Literariamente, ora com partes alucinadas (como foi a revolução real), ora com partes serenas descritivas, Revolução prima por duas caraterísticas ímpares nos romances do ano de 2023: o ritmo da narrativa e a ductilidade da frase.
O ritmo: ora desvairado com a força vibrante de uma escrita semelhante à do sonho utópico, como um profeta hebraico, com a certeza da verdade na mão (Maria Luísa), ora com a serenidade da esperança (Maria Antónia), ora retratando o espanto da surpresa e da descoberta (Frederico e Pureza), ora, ainda, aristocraticamente apreciando o espetáculo do mundo sem com ele se comprometer (Gonçalo). Palavra após palavra, Revolução evidencia uma unidade coerente, trespassada por uma pulsão dionisíaca, mantendo um contínuo de picos dramáticos conjugados com nós de suspense que perfazem o conteúdo da estrutura do romance, conteúdo que somos tentados a designar por “carne” do romance, tal as diferentes emoções que nos faz mentalmente viver
A ductilidade: uma maravilha a ductilidade sintática que, prática de um bom escritor e jornalista, flexibiliza a língua a níveis originais, misturando o formalismo da gramática com o jargão popular e a linguagem comum, num caleidoscópio de construções combinatórias que caraterizam as diferentes personagens. E a ductilidade semântica que, entre novas denotações da realidade, conduz à criação de metáforas originais, com uma diversidade tal que algumas são um pouco feias, mas novas (por exemplo, ser “o céu uma vidraça acabada de lavar”, p. 64.
Chamamos a atenção para o facto de a criação de metáforas literárias, isto é, de criação de novos sentidos para o real, constituir a mais alta função de um escritor, e HG consegue-o em pleno.
Um pormenor de fina ironia que atravessa todo o livro: os slogans anarquistas de Lisboa, que relembrados 50 anos depois não deixam de encantar pela sua beleza e por denotarem com justeza o espírito de 1974 – 75: “Abaixo os telhados, a chuva é do povo”, “Mortos da vala comum, ocupai os jazigos de família”, “Pato Donald ao poder!”, “Fora com os mortos, a terra a quem a trabalha”.

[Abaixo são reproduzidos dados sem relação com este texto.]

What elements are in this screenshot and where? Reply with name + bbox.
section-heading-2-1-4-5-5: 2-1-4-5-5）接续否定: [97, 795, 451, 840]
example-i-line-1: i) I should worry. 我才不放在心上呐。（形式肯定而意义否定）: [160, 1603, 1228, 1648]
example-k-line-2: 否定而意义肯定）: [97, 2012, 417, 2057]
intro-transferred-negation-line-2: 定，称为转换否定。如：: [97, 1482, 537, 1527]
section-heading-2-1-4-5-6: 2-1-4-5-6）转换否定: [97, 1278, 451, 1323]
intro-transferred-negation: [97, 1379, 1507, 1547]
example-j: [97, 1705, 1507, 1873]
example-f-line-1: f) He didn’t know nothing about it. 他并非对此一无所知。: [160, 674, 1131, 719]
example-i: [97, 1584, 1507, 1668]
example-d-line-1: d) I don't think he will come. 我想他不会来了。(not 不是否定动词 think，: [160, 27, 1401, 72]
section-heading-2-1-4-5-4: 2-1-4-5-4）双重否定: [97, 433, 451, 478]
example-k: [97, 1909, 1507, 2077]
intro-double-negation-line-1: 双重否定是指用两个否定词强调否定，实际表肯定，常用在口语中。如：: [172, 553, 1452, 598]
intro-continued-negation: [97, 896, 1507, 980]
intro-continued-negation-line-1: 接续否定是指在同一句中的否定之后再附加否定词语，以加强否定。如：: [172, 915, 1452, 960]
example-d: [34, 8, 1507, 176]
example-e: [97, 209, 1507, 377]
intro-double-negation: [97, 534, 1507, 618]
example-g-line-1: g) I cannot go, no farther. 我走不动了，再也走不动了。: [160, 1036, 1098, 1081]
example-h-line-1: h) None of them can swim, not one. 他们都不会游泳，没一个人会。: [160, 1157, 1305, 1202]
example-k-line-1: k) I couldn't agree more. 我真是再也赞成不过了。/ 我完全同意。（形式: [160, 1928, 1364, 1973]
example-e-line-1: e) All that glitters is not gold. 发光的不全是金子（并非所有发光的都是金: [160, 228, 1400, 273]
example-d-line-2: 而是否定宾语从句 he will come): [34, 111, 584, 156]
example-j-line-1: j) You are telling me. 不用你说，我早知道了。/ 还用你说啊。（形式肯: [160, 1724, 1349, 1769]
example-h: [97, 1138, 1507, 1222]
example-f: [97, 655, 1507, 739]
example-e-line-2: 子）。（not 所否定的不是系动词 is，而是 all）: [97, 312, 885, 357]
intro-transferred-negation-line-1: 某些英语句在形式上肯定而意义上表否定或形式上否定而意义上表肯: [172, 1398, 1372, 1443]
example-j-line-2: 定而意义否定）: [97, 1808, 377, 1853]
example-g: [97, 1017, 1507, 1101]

É um prazer ler romances assim. J
PS – Um esclarecimento ao texto da última edição do ano passado. Quando elegemos Revolução, de Hugo Gonçalves, como o melhor romance de 2023, não tivemos em conta o romance histórico. Neste subgénero, houve igualmente um grande e belíssimo romance, A Capitoa, de João Paulo Oliveira e Costa, do qual aqui fizemos a recensão no devido tempo.